28. AstroRad, built by space tech startup StemRad, is a special vest that will be worn by Stibbe, and protects astronauts against cosmic radiation in space.
29. The vacuum arc thruster is an experiment designed by the Technion and startup Space Plasmatics that aims to test proof of propulsion using vacuum technology by recording motions using temperature measurements and energy consumption to help scientists learn how to better maneuver tiny satellites.
30. GALI is an experiment designed to track gamma ray bursts, which are intense energetic electromagnetic explosions that have been observed in distant galaxies, and are believed to be emitted by supernovas and blackholes. The Technion-built experiment includes a one-liter sensor to be placed outside the station to monitor these eruptions. Partners on the project include Israeli startup MicroGic Electronics and IAI.
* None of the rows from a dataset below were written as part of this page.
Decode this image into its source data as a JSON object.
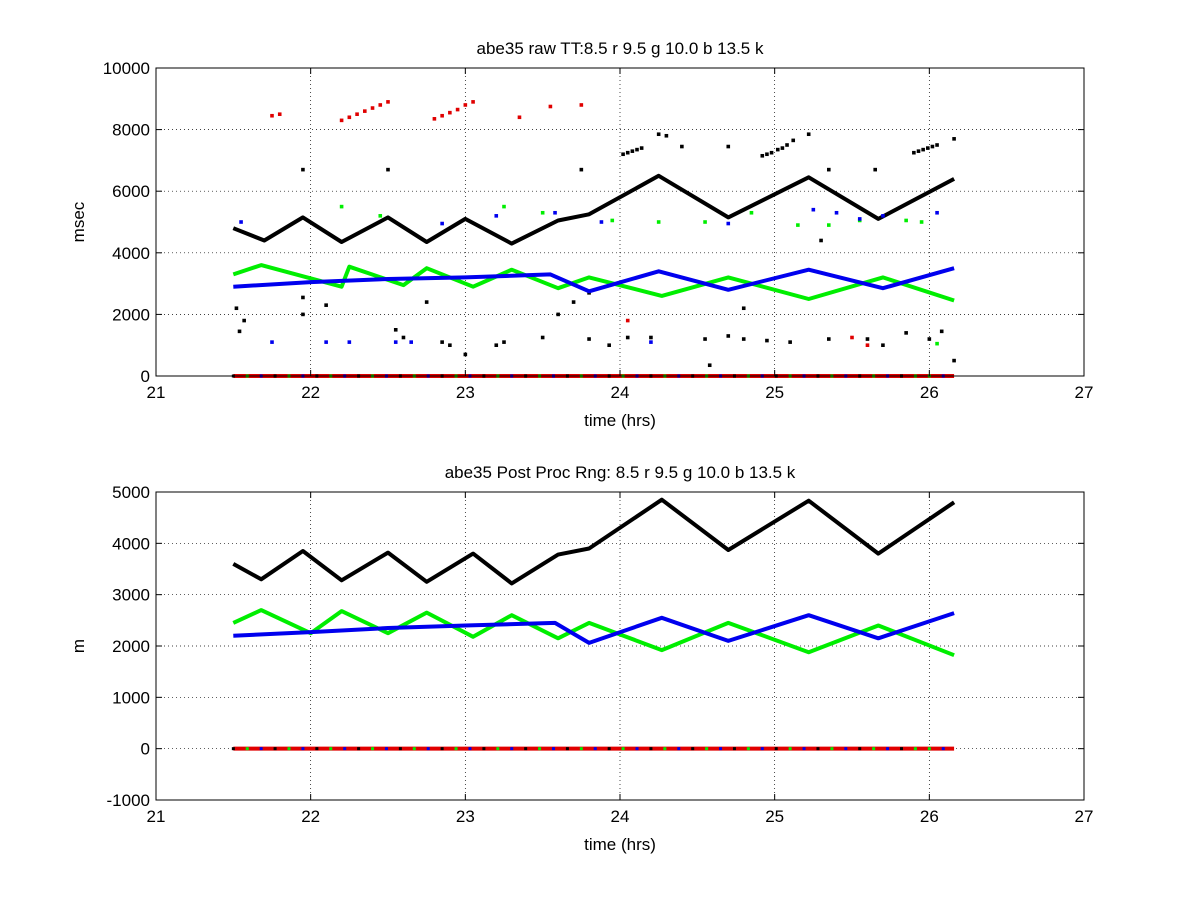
{
  "colors": {
    "red": "#e00000",
    "green": "#00ee00",
    "blue": "#0000ee",
    "black": "#000000"
  },
  "chart_data": [
    {
      "type": "scatter",
      "title": "abe35 raw TT:8.5 r  9.5 g  10.0 b  13.5 k",
      "xlabel": "time (hrs)",
      "ylabel": "msec",
      "xlim": [
        21,
        27
      ],
      "ylim": [
        0,
        10000
      ],
      "xticks": [
        21,
        22,
        23,
        24,
        25,
        26,
        27
      ],
      "yticks": [
        0,
        2000,
        4000,
        6000,
        8000,
        10000
      ],
      "grid": true,
      "series": [
        {
          "color": "black",
          "line": [
            [
              21.5,
              4800
            ],
            [
              21.7,
              4400
            ],
            [
              21.95,
              5150
            ],
            [
              22.2,
              4350
            ],
            [
              22.5,
              5150
            ],
            [
              22.75,
              4350
            ],
            [
              23.0,
              5100
            ],
            [
              23.3,
              4300
            ],
            [
              23.6,
              5050
            ],
            [
              23.8,
              5250
            ],
            [
              24.25,
              6500
            ],
            [
              24.7,
              5150
            ],
            [
              25.22,
              6450
            ],
            [
              25.67,
              5100
            ],
            [
              26.16,
              6400
            ]
          ],
          "points": [
            [
              21.52,
              2200
            ],
            [
              21.54,
              1450
            ],
            [
              21.57,
              1800
            ],
            [
              21.95,
              6700
            ],
            [
              21.95,
              2550
            ],
            [
              21.95,
              2000
            ],
            [
              22.1,
              2300
            ],
            [
              22.5,
              6700
            ],
            [
              22.55,
              1500
            ],
            [
              22.6,
              1250
            ],
            [
              22.75,
              2400
            ],
            [
              22.85,
              1100
            ],
            [
              22.9,
              1000
            ],
            [
              23.0,
              700
            ],
            [
              23.2,
              1000
            ],
            [
              23.25,
              1100
            ],
            [
              23.5,
              1250
            ],
            [
              23.6,
              2000
            ],
            [
              23.7,
              2400
            ],
            [
              23.75,
              6700
            ],
            [
              23.8,
              1200
            ],
            [
              23.8,
              2700
            ],
            [
              23.93,
              1000
            ],
            [
              24.05,
              1250
            ],
            [
              24.2,
              1250
            ],
            [
              24.55,
              1200
            ],
            [
              24.58,
              350
            ],
            [
              24.7,
              1300
            ],
            [
              24.8,
              1200
            ],
            [
              24.8,
              2200
            ],
            [
              24.95,
              1150
            ],
            [
              25.1,
              1100
            ],
            [
              25.3,
              4400
            ],
            [
              25.35,
              1200
            ],
            [
              25.6,
              1200
            ],
            [
              25.7,
              1000
            ],
            [
              25.85,
              1400
            ],
            [
              26.0,
              1200
            ],
            [
              26.08,
              1450
            ],
            [
              26.16,
              500
            ],
            [
              26.16,
              7700
            ],
            [
              24.02,
              7200
            ],
            [
              24.05,
              7250
            ],
            [
              24.08,
              7300
            ],
            [
              24.11,
              7350
            ],
            [
              24.14,
              7400
            ],
            [
              24.25,
              7850
            ],
            [
              24.3,
              7800
            ],
            [
              24.4,
              7450
            ],
            [
              24.7,
              7450
            ],
            [
              24.92,
              7150
            ],
            [
              24.95,
              7200
            ],
            [
              24.98,
              7250
            ],
            [
              25.02,
              7350
            ],
            [
              25.05,
              7400
            ],
            [
              25.08,
              7500
            ],
            [
              25.12,
              7650
            ],
            [
              25.22,
              7850
            ],
            [
              25.35,
              6700
            ],
            [
              25.65,
              6700
            ],
            [
              25.9,
              7250
            ],
            [
              25.93,
              7300
            ],
            [
              25.96,
              7350
            ],
            [
              25.99,
              7400
            ],
            [
              26.02,
              7450
            ],
            [
              26.05,
              7500
            ]
          ]
        },
        {
          "color": "green",
          "line": [
            [
              21.5,
              3300
            ],
            [
              21.68,
              3600
            ],
            [
              22.2,
              2900
            ],
            [
              22.25,
              3550
            ],
            [
              22.6,
              2950
            ],
            [
              22.75,
              3500
            ],
            [
              23.05,
              2900
            ],
            [
              23.3,
              3450
            ],
            [
              23.6,
              2850
            ],
            [
              23.8,
              3200
            ],
            [
              24.27,
              2600
            ],
            [
              24.7,
              3200
            ],
            [
              25.22,
              2500
            ],
            [
              25.7,
              3200
            ],
            [
              26.16,
              2450
            ]
          ],
          "points": [
            [
              22.2,
              5500
            ],
            [
              22.45,
              5200
            ],
            [
              23.25,
              5500
            ],
            [
              23.5,
              5300
            ],
            [
              23.95,
              5050
            ],
            [
              24.25,
              5000
            ],
            [
              24.55,
              5000
            ],
            [
              24.85,
              5300
            ],
            [
              25.15,
              4900
            ],
            [
              25.35,
              4900
            ],
            [
              25.55,
              5050
            ],
            [
              25.85,
              5050
            ],
            [
              25.95,
              5000
            ],
            [
              26.05,
              1050
            ]
          ]
        },
        {
          "color": "blue",
          "line": [
            [
              21.5,
              2900
            ],
            [
              22.0,
              3050
            ],
            [
              22.5,
              3150
            ],
            [
              23.0,
              3200
            ],
            [
              23.55,
              3300
            ],
            [
              23.8,
              2750
            ],
            [
              24.25,
              3400
            ],
            [
              24.7,
              2800
            ],
            [
              25.22,
              3450
            ],
            [
              25.7,
              2850
            ],
            [
              26.16,
              3500
            ]
          ],
          "points": [
            [
              21.55,
              5000
            ],
            [
              21.75,
              1100
            ],
            [
              22.1,
              1100
            ],
            [
              22.25,
              1100
            ],
            [
              22.55,
              1100
            ],
            [
              22.65,
              1100
            ],
            [
              22.85,
              4950
            ],
            [
              23.2,
              5200
            ],
            [
              23.58,
              5300
            ],
            [
              23.88,
              5000
            ],
            [
              24.2,
              1100
            ],
            [
              24.7,
              4950
            ],
            [
              25.25,
              5400
            ],
            [
              25.4,
              5300
            ],
            [
              25.55,
              5100
            ],
            [
              25.7,
              5200
            ],
            [
              26.05,
              5300
            ]
          ]
        },
        {
          "color": "red",
          "line": [],
          "points": [
            [
              21.75,
              8450
            ],
            [
              21.8,
              8500
            ],
            [
              22.2,
              8300
            ],
            [
              22.25,
              8400
            ],
            [
              22.3,
              8500
            ],
            [
              22.35,
              8600
            ],
            [
              22.4,
              8700
            ],
            [
              22.45,
              8800
            ],
            [
              22.5,
              8900
            ],
            [
              22.8,
              8350
            ],
            [
              22.85,
              8450
            ],
            [
              22.9,
              8550
            ],
            [
              22.95,
              8650
            ],
            [
              23.0,
              8800
            ],
            [
              23.05,
              8900
            ],
            [
              23.35,
              8400
            ],
            [
              23.55,
              8750
            ],
            [
              23.75,
              8800
            ],
            [
              24.05,
              1800
            ],
            [
              25.5,
              1250
            ],
            [
              25.6,
              1000
            ]
          ]
        }
      ],
      "baseline": {
        "y": 0,
        "xrange": [
          21.5,
          26.16
        ]
      }
    },
    {
      "type": "scatter",
      "title": "abe35 Post Proc Rng: 8.5 r  9.5 g  10.0 b  13.5  k",
      "xlabel": "time (hrs)",
      "ylabel": "m",
      "xlim": [
        21,
        27
      ],
      "ylim": [
        -1000,
        5000
      ],
      "xticks": [
        21,
        22,
        23,
        24,
        25,
        26,
        27
      ],
      "yticks": [
        -1000,
        0,
        1000,
        2000,
        3000,
        4000,
        5000
      ],
      "grid": true,
      "series": [
        {
          "color": "black",
          "line": [
            [
              21.5,
              3600
            ],
            [
              21.68,
              3300
            ],
            [
              21.95,
              3850
            ],
            [
              22.2,
              3280
            ],
            [
              22.5,
              3820
            ],
            [
              22.75,
              3250
            ],
            [
              23.05,
              3800
            ],
            [
              23.3,
              3220
            ],
            [
              23.6,
              3780
            ],
            [
              23.8,
              3900
            ],
            [
              24.27,
              4850
            ],
            [
              24.7,
              3870
            ],
            [
              25.22,
              4830
            ],
            [
              25.67,
              3800
            ],
            [
              26.16,
              4800
            ]
          ],
          "points": []
        },
        {
          "color": "green",
          "line": [
            [
              21.5,
              2450
            ],
            [
              21.68,
              2700
            ],
            [
              22.0,
              2250
            ],
            [
              22.2,
              2680
            ],
            [
              22.5,
              2250
            ],
            [
              22.75,
              2650
            ],
            [
              23.05,
              2180
            ],
            [
              23.3,
              2600
            ],
            [
              23.6,
              2150
            ],
            [
              23.8,
              2450
            ],
            [
              24.27,
              1920
            ],
            [
              24.7,
              2450
            ],
            [
              25.22,
              1880
            ],
            [
              25.67,
              2400
            ],
            [
              26.16,
              1820
            ]
          ],
          "points": []
        },
        {
          "color": "blue",
          "line": [
            [
              21.5,
              2200
            ],
            [
              22.0,
              2270
            ],
            [
              22.5,
              2350
            ],
            [
              23.0,
              2400
            ],
            [
              23.58,
              2450
            ],
            [
              23.8,
              2060
            ],
            [
              24.27,
              2550
            ],
            [
              24.7,
              2100
            ],
            [
              25.22,
              2600
            ],
            [
              25.67,
              2150
            ],
            [
              26.16,
              2640
            ]
          ],
          "points": []
        }
      ],
      "baseline": {
        "y": 0,
        "xrange": [
          21.5,
          26.16
        ]
      }
    }
  ]
}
31. Space hummus will use synthetic biology and study plants’ extracellular optogenetics using light and sensors to grow chickpea plants in space. This will enable astronauts to grow different types of plants in space, perhaps on a future lunar settlement. The experiment is being led by SpaceIL co-founder Yonatan Winetraub from Stanford University, who is training religious female high school students who attend the Yeruham Science Center to build the programming and sensors that can control growth rate, cameras, and different light wavelengths that may inhibit growth of the plant in space.
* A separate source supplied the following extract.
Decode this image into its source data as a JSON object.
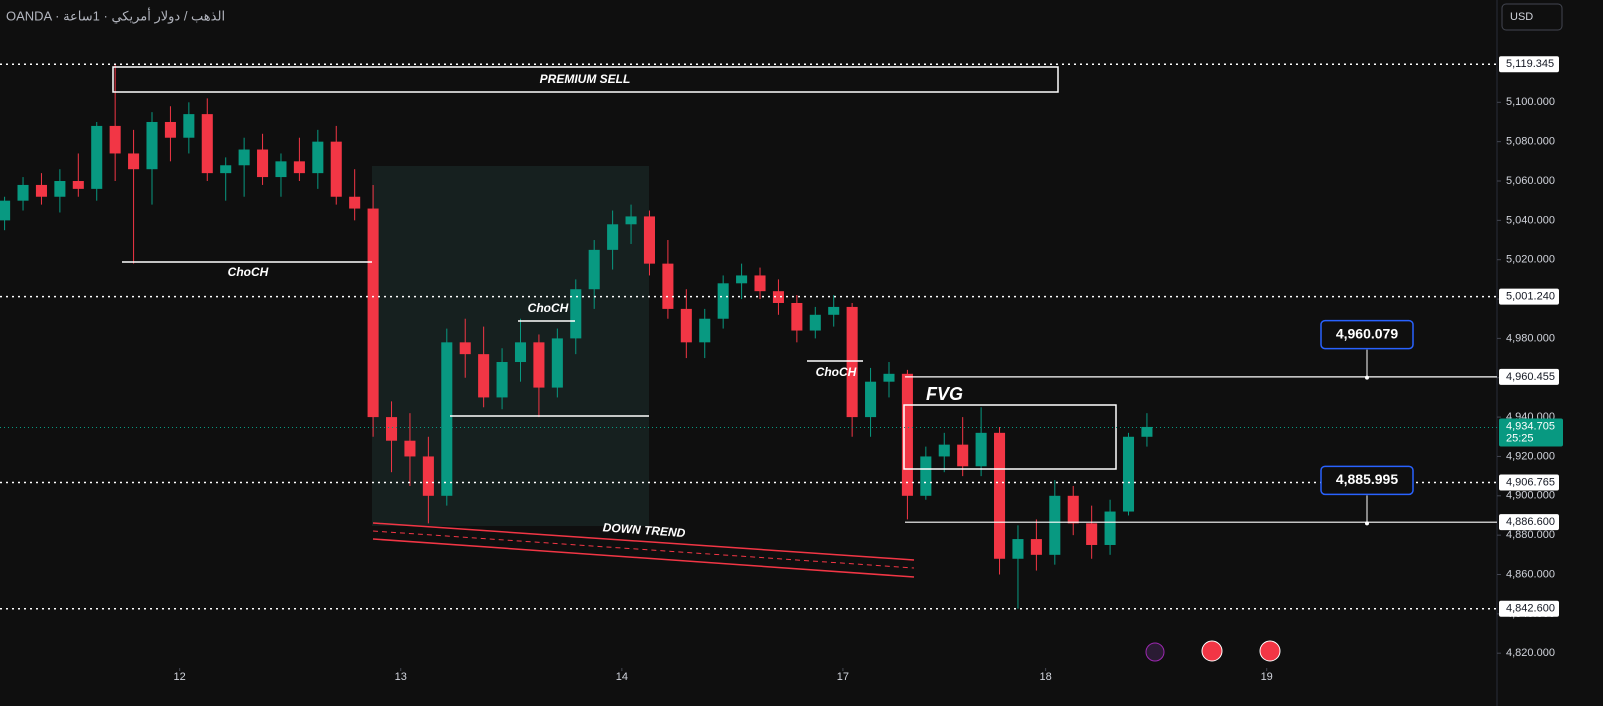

32. Fresh greens in space has been designed by Israeli startup GreenOnyx Ltd, aims to develop super-vegetables in space filled with nutrients and dietary supplements, including a water-based lentil plant that can be grown under microgravity conditions in an autonomous growing facility.
33. “The Power of Moringa” will use Moringa seed powder to kill bacteria, and clean spaceships. This is a simple and inexpensive way to sanitize areas, and can be used for longer-term space missions. The plant is also considered a superfood. The experiment was designed by religious male students at the Amit Yeshiva High School in Safed.
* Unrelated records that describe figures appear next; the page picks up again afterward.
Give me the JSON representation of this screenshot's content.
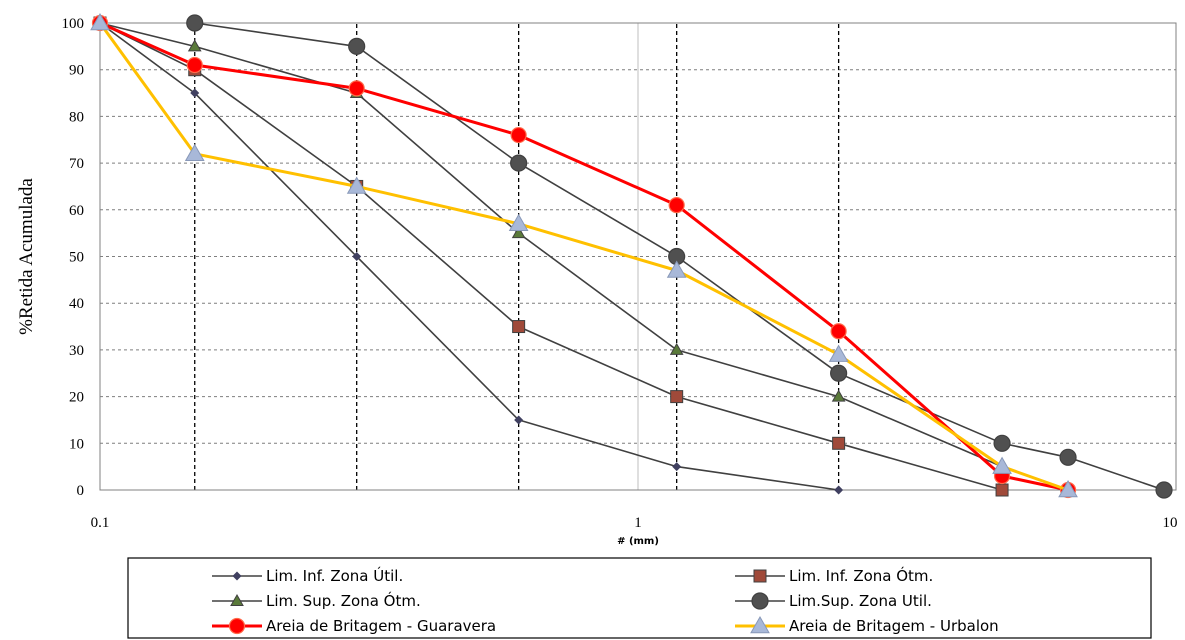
{
  "chart_data": {
    "type": "line",
    "xscale": "log",
    "xlim": [
      0.1,
      10
    ],
    "ylim": [
      0,
      100
    ],
    "xlabel": "# (mm)",
    "ylabel": "%Retida Acumulada",
    "xticks": [
      "0.1",
      "1",
      "10"
    ],
    "yticks": [
      "0",
      "10",
      "20",
      "30",
      "40",
      "50",
      "60",
      "70",
      "80",
      "90",
      "100"
    ],
    "grid": true,
    "legend_position": "bottom",
    "sieves": [
      0.15,
      0.3,
      0.6,
      1.18,
      2.36
    ],
    "series": [
      {
        "name": "Lim. Inf. Zona Útil.",
        "color": "#404040",
        "marker": "diamond",
        "x": [
          0.1,
          0.15,
          0.3,
          0.6,
          1.18,
          2.36
        ],
        "y": [
          100,
          85,
          50,
          15,
          5,
          0
        ]
      },
      {
        "name": "Lim. Inf. Zona Ótm.",
        "color": "#404040",
        "marker": "square",
        "x": [
          0.1,
          0.15,
          0.3,
          0.6,
          1.18,
          2.36,
          4.75
        ],
        "y": [
          100,
          90,
          65,
          35,
          20,
          10,
          0
        ]
      },
      {
        "name": "Lim. Sup. Zona Ótm.",
        "color": "#404040",
        "marker": "triangle",
        "x": [
          0.1,
          0.15,
          0.3,
          0.6,
          1.18,
          2.36,
          4.75
        ],
        "y": [
          100,
          95,
          85,
          55,
          30,
          20,
          5
        ]
      },
      {
        "name": "Lim.Sup. Zona Util.",
        "color": "#404040",
        "marker": "circle",
        "x": [
          0.15,
          0.3,
          0.6,
          1.18,
          2.36,
          4.75,
          6.3,
          9.5
        ],
        "y": [
          100,
          95,
          70,
          50,
          25,
          10,
          7,
          0
        ]
      },
      {
        "name": "Areia de Britagem - Guaravera",
        "color": "#ff0000",
        "marker": "circle",
        "x": [
          0.1,
          0.15,
          0.3,
          0.6,
          1.18,
          2.36,
          4.75,
          6.3
        ],
        "y": [
          100,
          91,
          86,
          76,
          61,
          34,
          3,
          0
        ]
      },
      {
        "name": "Areia de Britagem - Urbalon",
        "color": "#ffc000",
        "marker": "triangle",
        "x": [
          0.1,
          0.15,
          0.3,
          0.6,
          1.18,
          2.36,
          4.75,
          6.3
        ],
        "y": [
          100,
          72,
          65,
          57,
          47,
          29,
          5,
          0
        ]
      }
    ]
  }
}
34. Meat for space, created by cultivated meat startup Aleph Farms, uses cow cells to produce meat in a lab. The study will investigate the effects of microgravity on the proliferation and differentiation of cow cells that make up muscle tissue, and monitor as they become the building blocks of steak. Astronauts will attempt to grow cow cells for cultured meat under microgravity conditions, with Aleph partnering with SpacePharma and Space Applications.
35. “Nano-ghosts” are stem cells that are no larger than a nanometer, and are extracted from stem cell membranes, but have not yet undergone the process of differentiation into certain kinds of functional cells for different organs. In order to heal injured organs, these cells can be used to help the body itself, and stop the spread of infections. These “nano-ghosts” will be wrapped in PEG polymer, and tested by astronauts in space. The experiment was created by students from Dekel Vilnai Junior High in Ma’ale Adumim.